La riforma pasticciata del Titolo V, pasticciata dal centrosinistra ma non resa più gestibile dal centrodestra, è una di quelle urgenze da affrontare senza esitazioni. Il “neo-centralismo regionale”, costruito a spese dello Stato ma anche delle Province, rischia oggi di aggravare lo squilibrio delle nostre istituzioni. Si pensi, solo per semplificare, ai 20 differenti sistemi elettorali. Ogni Regione si è fatto il proprio meccanismo di voto: qui ci sono i listini, là non ci sono. Con il che si viola lo spirito della Costituzione che vorrebbe per tutti i cittadini lo stesso livello di rappresentanza politica a parità di sistema di voto. Sono state cancellate le Province, ma nessuno si è mai chiesto, a distanza di 5 anni: con quali benefici per la finanza pubblica o per la funzionalità dei territori?
Perché non si è scelta la strada più logica di una loro riduzione di numero, dimezzandole ma conservando in capo alle Province la manutenzione delle strade e delle scuole, ridotte nelle condizioni penose che vediamo? Al loro posto la politica ha creato l’Area metropolitana, il cui presidente è il sindaco del Comune capoluogo. Mi chiedo, al netto della qualità del sindaco, ma come può il primo cittadino di Torino pensare di governare un territorio con 320 Comuni? Lo squilibrio delle istituzioni è stato anche aggravato dall’afasia di una ceto politico privo di autentici leader capaci di un “pensiero lungo”: con l’eccezione di Silvio Berlusconi (e, parzialmente, di Matteo Renzi sull’altro versante politico), un’eccezione che è un’aggravante per una politica che non ha saputo produrre altri protagonisti ma solo buoni comunicatori e incantatori elettorali.

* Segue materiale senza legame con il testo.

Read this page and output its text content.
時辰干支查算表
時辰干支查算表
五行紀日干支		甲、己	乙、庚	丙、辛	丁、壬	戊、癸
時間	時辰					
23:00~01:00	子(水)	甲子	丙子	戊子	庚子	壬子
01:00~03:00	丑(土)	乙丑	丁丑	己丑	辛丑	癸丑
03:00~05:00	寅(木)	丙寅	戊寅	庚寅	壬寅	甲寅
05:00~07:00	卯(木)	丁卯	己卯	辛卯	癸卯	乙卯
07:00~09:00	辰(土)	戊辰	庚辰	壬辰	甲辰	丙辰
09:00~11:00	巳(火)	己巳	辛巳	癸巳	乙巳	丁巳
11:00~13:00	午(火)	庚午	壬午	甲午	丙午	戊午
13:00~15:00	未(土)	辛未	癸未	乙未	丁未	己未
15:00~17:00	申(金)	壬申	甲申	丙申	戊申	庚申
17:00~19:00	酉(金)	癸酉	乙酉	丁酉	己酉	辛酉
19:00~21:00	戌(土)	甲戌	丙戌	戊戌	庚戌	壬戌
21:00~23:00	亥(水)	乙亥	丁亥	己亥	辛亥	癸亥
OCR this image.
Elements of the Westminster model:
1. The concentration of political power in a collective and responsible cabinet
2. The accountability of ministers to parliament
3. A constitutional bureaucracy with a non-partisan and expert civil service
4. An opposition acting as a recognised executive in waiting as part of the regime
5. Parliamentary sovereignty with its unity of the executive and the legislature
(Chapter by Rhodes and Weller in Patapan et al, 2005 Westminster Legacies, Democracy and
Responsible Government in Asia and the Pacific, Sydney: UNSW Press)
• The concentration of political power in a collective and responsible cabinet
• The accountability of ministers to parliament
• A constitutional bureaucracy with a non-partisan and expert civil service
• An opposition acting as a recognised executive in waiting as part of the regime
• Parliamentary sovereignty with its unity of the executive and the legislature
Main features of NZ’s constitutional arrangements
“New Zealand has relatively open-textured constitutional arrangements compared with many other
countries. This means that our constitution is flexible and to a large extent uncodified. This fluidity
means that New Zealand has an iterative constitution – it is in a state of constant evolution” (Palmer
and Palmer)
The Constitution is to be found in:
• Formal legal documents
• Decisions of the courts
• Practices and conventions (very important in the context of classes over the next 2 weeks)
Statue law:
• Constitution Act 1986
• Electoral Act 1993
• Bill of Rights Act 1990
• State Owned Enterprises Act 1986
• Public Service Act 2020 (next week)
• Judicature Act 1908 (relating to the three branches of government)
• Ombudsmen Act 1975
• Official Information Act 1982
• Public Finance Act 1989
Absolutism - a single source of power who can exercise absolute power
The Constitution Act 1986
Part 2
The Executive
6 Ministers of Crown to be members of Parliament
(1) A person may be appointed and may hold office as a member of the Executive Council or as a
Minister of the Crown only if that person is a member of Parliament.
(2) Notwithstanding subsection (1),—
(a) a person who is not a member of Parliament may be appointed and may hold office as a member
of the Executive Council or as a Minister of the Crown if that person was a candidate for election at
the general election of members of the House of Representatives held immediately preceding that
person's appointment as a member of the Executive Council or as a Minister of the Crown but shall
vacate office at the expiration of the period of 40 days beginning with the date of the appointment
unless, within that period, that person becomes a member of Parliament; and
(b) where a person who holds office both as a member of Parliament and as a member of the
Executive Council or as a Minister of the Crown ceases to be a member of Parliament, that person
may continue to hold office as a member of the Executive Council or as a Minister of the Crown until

Si veda la miseria delle polemiche sull’utilizzo del Mes, diventato un fondo europeo, almeno per le spese sanitarie, da cui l’Italia potrebbe attingere 36 miliardi per rimettere in piedi un sistema sanitario e ripudiato da M5s, Lega e FdI, cioè da partiti che vendono patriottismo a buon mercato per lucrare consensi contro l’Europa. Contro cioè l’unica istituzione che ha finora aiutato concretamente l’Italia.